Autre épisode de manipulation émanant de soutiens de Marine Le Pen pendant la campagne : après la visite chahutée de Marine Le Pen à Reims (Marne), le 5 mai, en toute fin de campagne, le vice-président du FN de l’époque, Florian Philippot, et David Rachline ont diffusé sur Twitter un SMS censé émaner de militants d’En marche ! appelant à « siffler », « huer » et « bousculer » Marine Le Pen. « Faut la tuer ! » lisait-on même à la fin du message.
« Une explication M. Macron ? », écrivait alors Florian Philippot. Problème : ce message était un faux grossier, comme nous l’expliquions à l’époque, dont la première publication dont nous avions pu retrouver la trace émanait du compte de Kévin Pfeffer, membre de l’équipe de campagne de Marine Le Pen et conseiller régional FN dans la région Grand Est (l’intéressé n’a jamais donné suite à nos sollicitations à ce sujet).
Le 8 mai, au lendemain du second tour, Florian Philippot se défendait de toute manipulation sur Europe 1, affirmant avoir simplement « relayé un texto dont chacun pensait qu’il était vrai ».

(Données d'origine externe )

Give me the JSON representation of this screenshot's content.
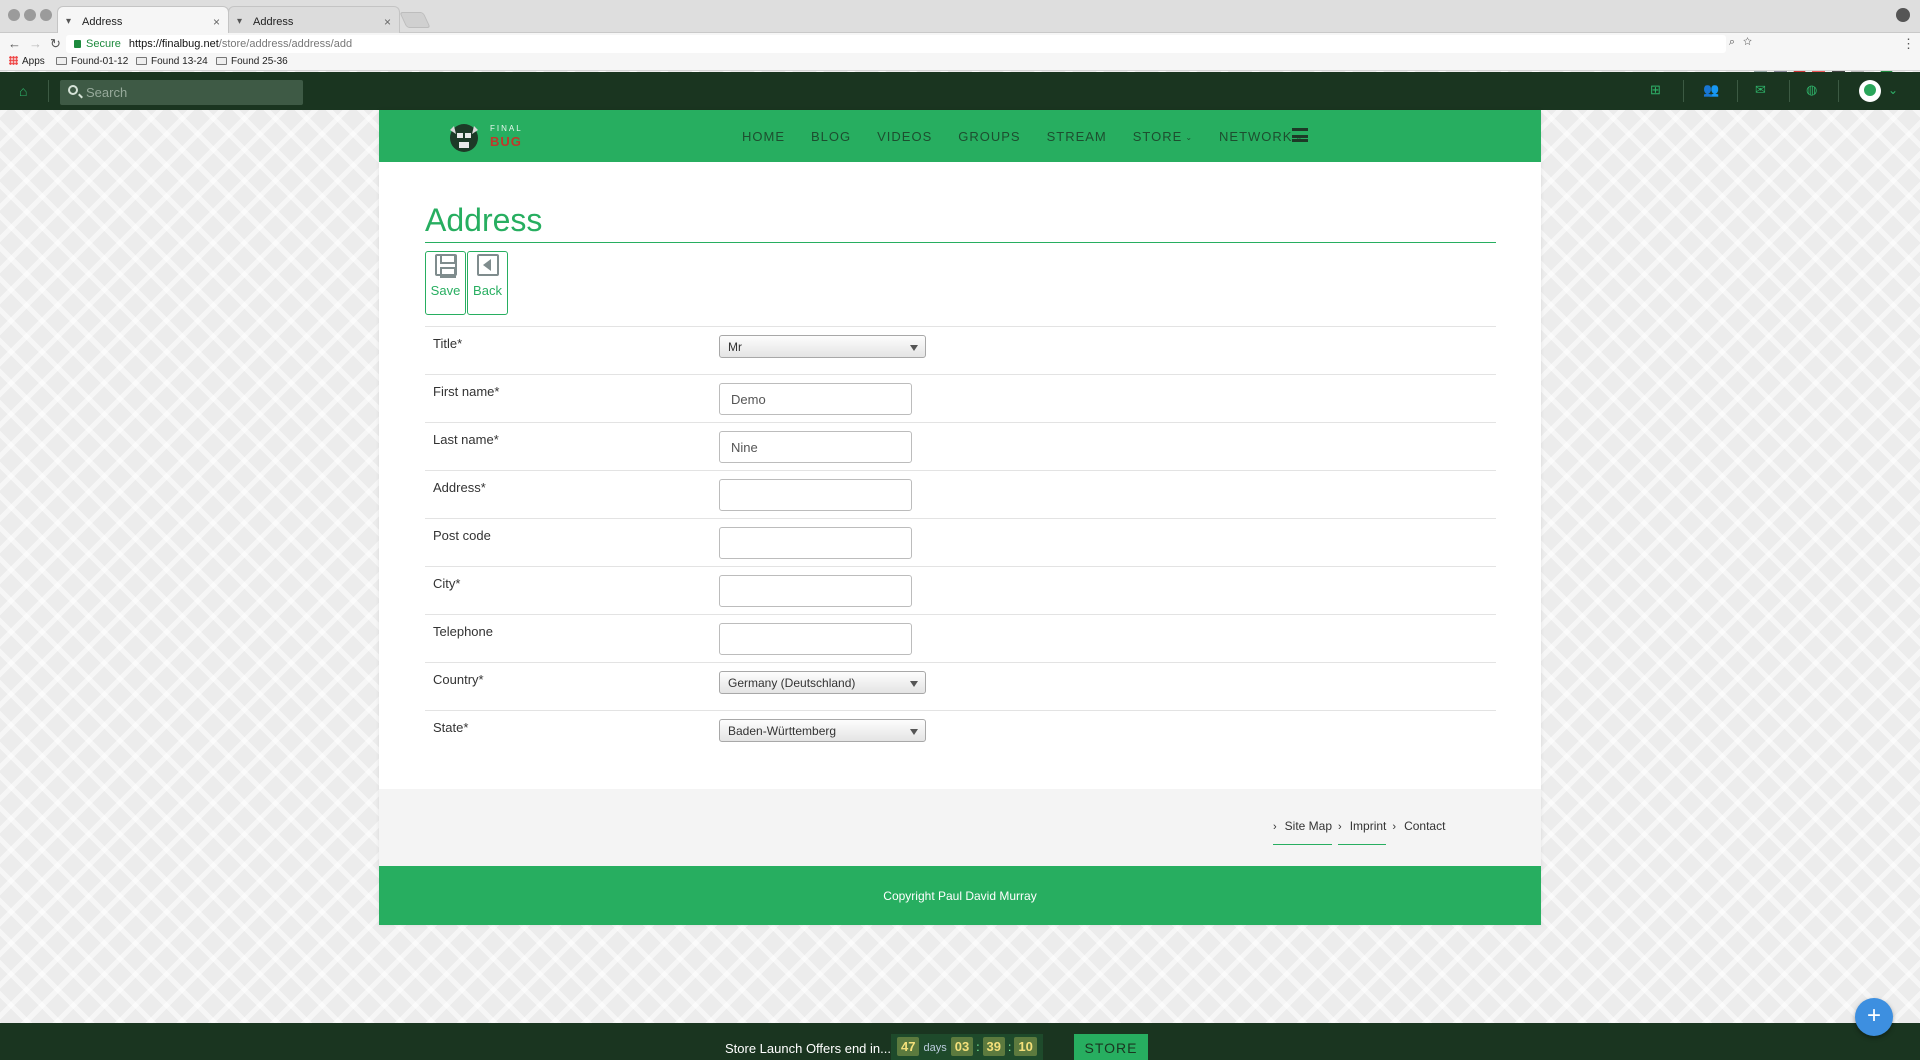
{
  "browser": {
    "tabs": [
      {
        "title": "Address",
        "close": "×"
      },
      {
        "title": "Address",
        "close": "×"
      }
    ],
    "secure_label": "Secure",
    "url_host": "https://finalbug.net",
    "url_path": "/store/address/address/add",
    "bookmarks": [
      "Apps",
      "Found-01-12",
      "Found 13-24",
      "Found 25-36"
    ]
  },
  "topbar": {
    "search_placeholder": "Search"
  },
  "site": {
    "logo_top": "FINAL",
    "logo_bottom": "BUG",
    "menu": [
      {
        "label": "HOME"
      },
      {
        "label": "BLOG"
      },
      {
        "label": "VIDEOS"
      },
      {
        "label": "GROUPS"
      },
      {
        "label": "STREAM"
      },
      {
        "label": "STORE",
        "caret": "⌄"
      },
      {
        "label": "NETWORK",
        "caret": "⌄"
      }
    ]
  },
  "page": {
    "title": "Address",
    "toolbar": {
      "save": "Save",
      "back": "Back"
    },
    "fields": [
      {
        "label": "Title*",
        "type": "select",
        "value": "Mr"
      },
      {
        "label": "First name*",
        "type": "input",
        "value": "Demo"
      },
      {
        "label": "Last name*",
        "type": "input",
        "value": "Nine"
      },
      {
        "label": "Address*",
        "type": "input",
        "value": ""
      },
      {
        "label": "Post code",
        "type": "input",
        "value": ""
      },
      {
        "label": "City*",
        "type": "input",
        "value": ""
      },
      {
        "label": "Telephone",
        "type": "input",
        "value": ""
      },
      {
        "label": "Country*",
        "type": "select",
        "value": "Germany (Deutschland)"
      },
      {
        "label": "State*",
        "type": "select",
        "value": "Baden-Württemberg"
      }
    ]
  },
  "footer": {
    "links": [
      "Site Map",
      "Imprint",
      "Contact"
    ],
    "copyright": "Copyright Paul David Murray"
  },
  "promo": {
    "text": "Store Launch Offers end in...",
    "days": "47",
    "days_label": "days",
    "hours": "03",
    "minutes": "39",
    "seconds": "10",
    "store_button": "STORE"
  },
  "colors": {
    "brand_green": "#27ae60",
    "dark_green": "#1a3520",
    "fab_blue": "#3d8fe0"
  }
}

4. De nombreuses intox massivement reprises par des cadres du FN et par ses réseaux militants
Plus largement, de nombreux cadres du FN ont relayé de fausses informations tout au long de la campagne. On peut notamment citer :
Une fausse information, relayée par Marion Maréchal-Le Pen, sur le prétendu financement « à 30 % » de la campagne d’Emmanuel Macron par l’Arabie saoudite ;
le maire d’Hénin-Beaumont, Steeve Briois, accusant, à tort, la chaîne C8 d’avoir manipulé un reportage sur le Front national ;
le député d’extrême droite Gilbert Collard partageant des accusations erronées à l’encontre de la présidente du parquet national financier pendant l’affaire Fillon (la rumeur affirmait à tort que cette dernière était l’épouse du directeur de cabinet de Michel Sapin) ;
le député Louis Aliot accusant sans fondement Benoît Hamon d’avoir été « pistonné » pour devenir professeur à l’université ;
Le trésorier du FN, Wallerand de Saint-Just, diffusant une prétendue « enquête » auprès de lecteurs du Figaro selon laquelle Marine Le Pen était la candidate qui les avaient le plus convaincus lors du débat présidentiel à cinq candidats — des chiffres faux et démentis par Le Figaro.